Private companies used to reduce waiting times

By Ian Dipple Friday 31 January 2014 Updated: 31/01 10:03

PRIVATE companies are being used to reduce waiting times for patients after it was revealed it could be six months before the county’s NHS hospitals are back in target.

A total of 90 per cent of patients needing elective surgery are supposed to either have or be offered their treatment within 18 weeks of being referred by a GP.

But Worcestershire Acute Hospitals NHS Trust is currently missing the target as a result of rising demand through A&E and delays discharging people, tying up beds which should be used by surgical patients and leading to cancelled operations.

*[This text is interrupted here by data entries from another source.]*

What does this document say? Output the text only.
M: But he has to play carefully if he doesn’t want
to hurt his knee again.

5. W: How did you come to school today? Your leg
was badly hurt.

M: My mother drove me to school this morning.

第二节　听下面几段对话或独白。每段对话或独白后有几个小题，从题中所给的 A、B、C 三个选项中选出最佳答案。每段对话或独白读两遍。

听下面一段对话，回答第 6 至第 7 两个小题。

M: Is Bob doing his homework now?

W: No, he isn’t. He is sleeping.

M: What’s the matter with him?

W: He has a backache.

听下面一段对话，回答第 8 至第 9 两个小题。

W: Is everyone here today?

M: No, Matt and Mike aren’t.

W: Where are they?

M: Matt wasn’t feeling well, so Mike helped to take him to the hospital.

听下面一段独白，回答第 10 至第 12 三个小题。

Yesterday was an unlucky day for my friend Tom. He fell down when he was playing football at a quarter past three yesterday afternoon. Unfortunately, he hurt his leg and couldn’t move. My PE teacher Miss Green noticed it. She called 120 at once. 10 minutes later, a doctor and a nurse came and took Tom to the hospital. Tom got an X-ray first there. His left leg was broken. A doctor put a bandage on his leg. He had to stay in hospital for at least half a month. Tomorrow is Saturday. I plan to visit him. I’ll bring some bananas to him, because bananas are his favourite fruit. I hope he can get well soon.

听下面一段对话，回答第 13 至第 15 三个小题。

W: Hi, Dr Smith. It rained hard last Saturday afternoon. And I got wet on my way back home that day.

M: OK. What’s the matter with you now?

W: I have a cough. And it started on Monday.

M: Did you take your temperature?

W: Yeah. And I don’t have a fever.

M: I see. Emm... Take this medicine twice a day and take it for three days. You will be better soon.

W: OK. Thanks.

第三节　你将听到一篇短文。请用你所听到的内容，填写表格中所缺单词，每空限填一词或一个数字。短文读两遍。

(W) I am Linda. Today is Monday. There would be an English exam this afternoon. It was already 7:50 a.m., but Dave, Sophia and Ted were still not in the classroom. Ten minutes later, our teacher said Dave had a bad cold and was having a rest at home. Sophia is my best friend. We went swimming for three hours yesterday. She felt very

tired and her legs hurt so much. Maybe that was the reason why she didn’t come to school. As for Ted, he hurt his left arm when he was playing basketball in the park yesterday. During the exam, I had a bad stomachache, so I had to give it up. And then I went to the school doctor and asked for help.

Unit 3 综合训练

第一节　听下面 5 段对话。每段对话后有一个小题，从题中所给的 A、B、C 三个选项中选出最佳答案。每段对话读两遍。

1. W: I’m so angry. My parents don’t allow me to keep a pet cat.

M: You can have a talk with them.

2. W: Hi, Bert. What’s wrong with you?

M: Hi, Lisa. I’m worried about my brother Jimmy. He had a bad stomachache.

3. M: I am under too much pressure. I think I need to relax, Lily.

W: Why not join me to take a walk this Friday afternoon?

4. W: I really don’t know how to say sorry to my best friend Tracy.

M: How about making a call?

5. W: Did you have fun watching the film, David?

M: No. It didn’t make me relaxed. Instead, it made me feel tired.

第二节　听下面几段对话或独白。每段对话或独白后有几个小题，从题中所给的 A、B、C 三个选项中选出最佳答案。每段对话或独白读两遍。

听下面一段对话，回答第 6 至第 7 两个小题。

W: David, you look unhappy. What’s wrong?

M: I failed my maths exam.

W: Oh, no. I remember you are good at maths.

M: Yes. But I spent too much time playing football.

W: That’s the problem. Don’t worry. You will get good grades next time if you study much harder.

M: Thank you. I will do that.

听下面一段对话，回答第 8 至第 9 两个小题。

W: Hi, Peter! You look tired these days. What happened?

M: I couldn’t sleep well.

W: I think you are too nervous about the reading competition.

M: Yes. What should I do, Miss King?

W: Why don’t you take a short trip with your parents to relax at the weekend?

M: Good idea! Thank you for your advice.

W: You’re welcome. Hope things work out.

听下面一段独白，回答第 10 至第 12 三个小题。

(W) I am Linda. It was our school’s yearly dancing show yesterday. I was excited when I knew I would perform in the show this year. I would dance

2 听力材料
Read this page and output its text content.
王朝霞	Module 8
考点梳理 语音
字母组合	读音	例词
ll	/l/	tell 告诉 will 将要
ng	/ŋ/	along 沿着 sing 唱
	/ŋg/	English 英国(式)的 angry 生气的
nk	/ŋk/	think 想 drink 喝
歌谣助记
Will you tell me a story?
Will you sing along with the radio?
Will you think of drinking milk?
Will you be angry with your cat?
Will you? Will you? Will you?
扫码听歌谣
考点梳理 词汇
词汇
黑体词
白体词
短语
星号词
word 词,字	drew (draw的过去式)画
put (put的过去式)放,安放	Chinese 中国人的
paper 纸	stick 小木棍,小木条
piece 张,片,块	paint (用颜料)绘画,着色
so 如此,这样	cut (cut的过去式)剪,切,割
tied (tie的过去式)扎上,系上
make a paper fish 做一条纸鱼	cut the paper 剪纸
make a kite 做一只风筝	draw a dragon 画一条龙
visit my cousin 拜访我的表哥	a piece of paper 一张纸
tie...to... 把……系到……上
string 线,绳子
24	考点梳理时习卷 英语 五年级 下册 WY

The number of people waiting more than 18 weeks has soared from 181 in April 2012 to over 1,000 as of December last year.

On top of that referrals for treatment is rising with demand for orthopaedic cases up 8.4 per cent and oral surgery up 5.2 per cent between April and December.

In a bid to hit the target commissioners have now agreed a deal with two private hospitals within Worcestershire to treat some of the patients on the waiting list but using NHS cash.

The Trust is also looking at performing extra operations during evenings and at weekends as well.

But Dr Jonathan Wells, chair of Redditch and Bromsgrove Clinical Commissioning Group, said he had concerns about the use of private providers as it would ultimately mean taking money away from WAHT, which is already over £10million in debt.

“I don’t like the idea of spending NHS money on independent providers to get within the 18 weeks because it means diverting resources away from the main NHS provider and that causes them more problems getting back into financial balance,” he told a meeting of the CCG’s governing body.

“These are patients which have already chosen Worcestershire Acute Trust and we are diverting them away.”

But Chris Emerson, head of commissioning for the county’s three CCGs, said patients were entitled to be dealt with within 18 weeks under the NHS constitution and so they had to offer them the choice of an alternative provider. She added it was important GPs carefully considered what they were referring into hospitals.

Penny Venables, chief executive of WAHT, added: “If we can ensure those patients get their operations quicker then in the short-term I don’t have a problem with that, it’s the right thing to do. But in the long-term we need to sort out the emergency admissions problem so we can provide that elective surgery for them as well.”